The Moral Tradition of American Constitutionalism
by: H. Jefferson Powell
From the publisher: “Debate over the relationship between morality and the law characterizes the contemporary discussion of American constitutionalism. Many theorists equate constitutionalism with the social morality of the American community; others deny the existence of such a community and identify constitutionalism simply as the positive law of the state. In this thoughtful and innovative book, H. Jefferson Powell presents a theological interpretation of the connection between constitutionalism and morality. Powell locates the origins of constitutional law in the Enlightenment attempt to control the violence of the state by subjecting power to reason. He then traces constitutionalism's rapid evolution into a tradition of rational inquiry centered in the practice of adjudication and embodied in a community of lawyers and judges. Finally, Powell shows how the tradition’s nineteenth-century presuppositions about the autonomy and rationality of constitutional argument have been undermined in the twentieth century, within the constitutional community itself, by the acceptance of a positivist and ‘democratic’ understanding of law.

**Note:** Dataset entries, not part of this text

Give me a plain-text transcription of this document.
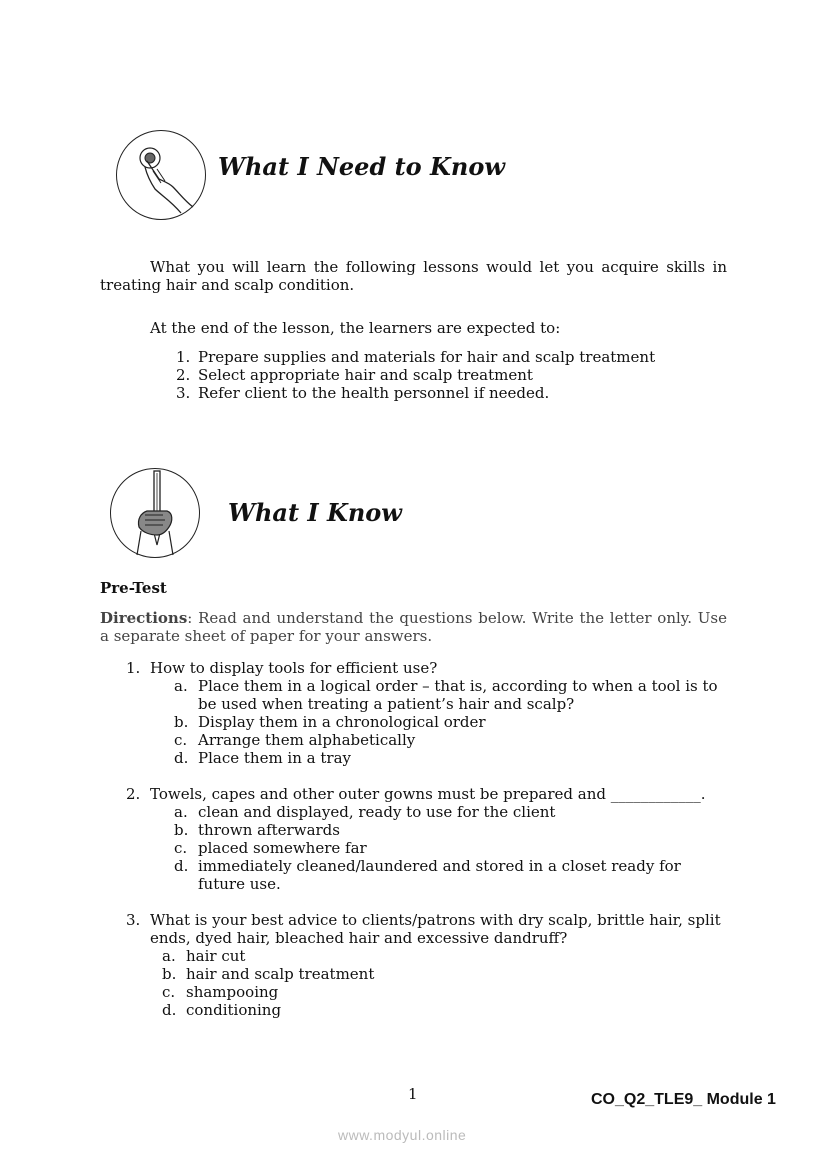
What I Need to Know
What you will learn the following lessons would let you acquire skills in treating hair and scalp condition.
At the end of the lesson, the learners are expected to:
1. Prepare supplies and materials for hair and scalp treatment
2. Select appropriate hair and scalp treatment
3. Refer client to the health personnel if needed.
What I Know
Pre-Test
Directions: Read and understand the questions below. Write the letter only. Use a separate sheet of paper for your answers.
1. How to display tools for efficient use?
a. Place them in a logical order – that is, according to when a tool is to be used when treating a patient’s hair and scalp?
b. Display them in a chronological order
c. Arrange them alphabetically
d. Place them in a tray
2. Towels, capes and other outer gowns must be prepared and ____________.
a. clean and displayed, ready to use for the client
b. thrown afterwards
c. placed somewhere far
d. immediately cleaned/laundered and stored in a closet ready for future use.
3. What is your best advice to clients/patrons with dry scalp, brittle hair, split ends, dyed hair, bleached hair and excessive dandruff?
a. hair cut
b. hair and scalp treatment
c. shampooing
d. conditioning
1	CO_Q2_TLE9_ Module 1
www.modyul.online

Powell shows how the continued willingness of the courts to resolve moral questions by invoking ‘the Constitution’ has thrown the constitutional tradition into an epistemological crisis. . . . Despite the controversial implications for judicial practice and legal argument, Powell ultimately argues that the liberal tradition of rational inquiry—American constitutionalism—be renounced by the Christian community in favor of the majoritarian political process.”